1.  Offer Holy Mass with all the ceremony that can be mustered
2.  Follow the rubrics
3.  Orient the Mass, so that the rubrics can be followed, properly
4.  Sing the Mass
5.  Follow the rubrics
6.  Do the red
7.  Say the black
8.  Use the proper language for Holy Mass
9.  Follow the rubrics
10.  Do what the Church asks 

When the priests and bishops start properly celebrating the Mass, with no deviation from the rubrics, then we will start to see a renaissance.  Until then, we will be mired in mediocrity.  To be valid is not enough.  To offer the Mass both validly and licitly is what the faithful have a right to expect.

With regard to music, the Church is clear.  The organ is the proper instrument for use during Holy Mass, to support that which is most proper, the human voice.  Chant has pride of place.  It should be afforded as such in the churches we assist at.  To not avail ourselves to Gregorian chant is to NOT fulfill that which the Church asks of her parishes.

There are instruments and styles which are forbidden.  They have been documented within the last century and affirmed by Popes as recent as John Paul II and Benedict XVI.  What I cannot understand is why these Popes are being ignored.  If Pope St. Pius X states that bands (guitar, drums, bass) and pianos are forbidden and John Paul II affirms this, why do they persist?  Why wouldn't the bishops, priests, and liturgists simply comply?  What is the motivation?  I can think of only two.  First, pride.  To not follow the direction of the Holy Father, when the request is legitimate is prideful. It sets up the parish church as being "more Catholic" than the Pope.  This is an argument which liberals often times levy against conservatives, but in actuality, when one acts in defiance of the teachings of the Church who is really walking outside the lines?  Second, is ignorance.  And that is really the big problem.  If the liturgist in the parish is ignorant of the teachings of the Church on music and the liturgy, why are they there?  Are they there to forward an agenda or are they there to do what the Church asks?  If they are there for the latter, then it becomes incumbent upon them to know what the Church expects.

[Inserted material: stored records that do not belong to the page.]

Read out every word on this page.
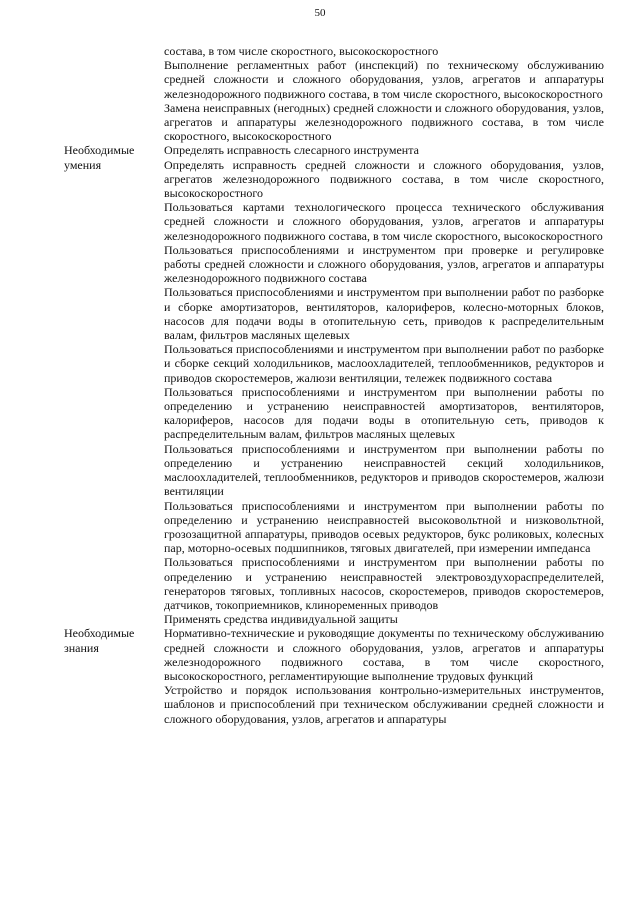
50
состава, в том числе скоростного, высокоскоростного
Выполнение регламентных работ (инспекций) по техническому обслуживанию средней сложности и сложного оборудования, узлов, агрегатов и аппаратуры железнодорожного подвижного состава, в том числе скоростного, высокоскоростного
Замена неисправных (негодных) средней сложности и сложного оборудования, узлов, агрегатов и аппаратуры железнодорожного подвижного состава, в том числе скоростного, высокоскоростного
Необходимые умения
Определять исправность слесарного инструмента
Определять исправность средней сложности и сложного оборудования, узлов, агрегатов железнодорожного подвижного состава, в том числе скоростного, высокоскоростного
Пользоваться картами технологического процесса технического обслуживания средней сложности и сложного оборудования, узлов, агрегатов и аппаратуры железнодорожного подвижного состава, в том числе скоростного, высокоскоростного
Пользоваться приспособлениями и инструментом при проверке и регулировке работы средней сложности и сложного оборудования, узлов, агрегатов и аппаратуры железнодорожного подвижного состава
Пользоваться приспособлениями и инструментом при выполнении работ по разборке и сборке амортизаторов, вентиляторов, калориферов, колесно-моторных блоков, насосов для подачи воды в отопительную сеть, приводов к распределительным валам, фильтров масляных щелевых
Пользоваться приспособлениями и инструментом при выполнении работ по разборке и сборке секций холодильников, маслоохладителей, теплообменников, редукторов и приводов скоростемеров, жалюзи вентиляции, тележек подвижного состава
Пользоваться приспособлениями и инструментом при выполнении работы по определению и устранению неисправностей амортизаторов, вентиляторов, калориферов, насосов для подачи воды в отопительную сеть, приводов к распределительным валам, фильтров масляных щелевых
Пользоваться приспособлениями и инструментом при выполнении работы по определению и устранению неисправностей секций холодильников, маслоохладителей, теплообменников, редукторов и приводов скоростемеров, жалюзи вентиляции
Пользоваться приспособлениями и инструментом при выполнении работы по определению и устранению неисправностей высоковольтной и низковольтной, грозозащитной аппаратуры, приводов осевых редукторов, букс роликовых, колесных пар, моторно-осевых подшипников, тяговых двигателей, при измерении импеданса
Пользоваться приспособлениями и инструментом при выполнении работы по определению и устранению неисправностей электровоздухораспределителей, генераторов тяговых, топливных насосов, скоростемеров, приводов скоростемеров, датчиков, токоприемников, клиноременных приводов
Применять средства индивидуальной защиты
Необходимые знания
Нормативно-технические и руководящие документы по техническому обслуживанию средней сложности и сложного оборудования, узлов, агрегатов и аппаратуры железнодорожного подвижного состава, в том числе скоростного, высокоскоростного, регламентирующие выполнение трудовых функций
Устройство и порядок использования контрольно-измерительных инструментов, шаблонов и приспособлений при техническом обслуживании средней сложности и сложного оборудования, узлов, агрегатов и аппаратуры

We as the faithful, have a right to the Mass celebrated properly.  We have a right to the Mass of Paul VI celebrated according to the rubrics and in the style and language in which it was intended.  We must ask ourselves, do we know what that is?  If we don't, why not?  If we think we do, does it line up with what the Church actually teaches?  

We also have a right to the Mass according to the 1962 Missale Romanum.  However, in today's churches, by and large we are not being afforded that right.  Priests are saying that the faithful don't want it.  I disagree.  What is the fastest growing movement in the Church today?  Traditionalism.  What Mass is being attended with a growing number every week?  The TLM, the 1962 Missale Romanum.  When parish churches are emptying in droves, the TLM is growing.  Why would we not want to cater to that?  Why wouldn't the leaders of the Church recognize that unless there was an agenda afoot?  Some argue that these priests are not able to celebrate the Mass in Latin.  I call BS.  Every one of these men have advanced degrees.  They are not unintelligent men.  They have the capacity to learn.  Every one of them.  This is a matter of agenda.  If the younger priests can learn the TLM, why can't the established priests?  This is a matter of agenda.

As Mons. Schuler points out, "...until [this] situation is rectified, our liturgy will continue to disintegrate, and with the liturgy, the practice of the faith."

He was right in 1990.  He is right today.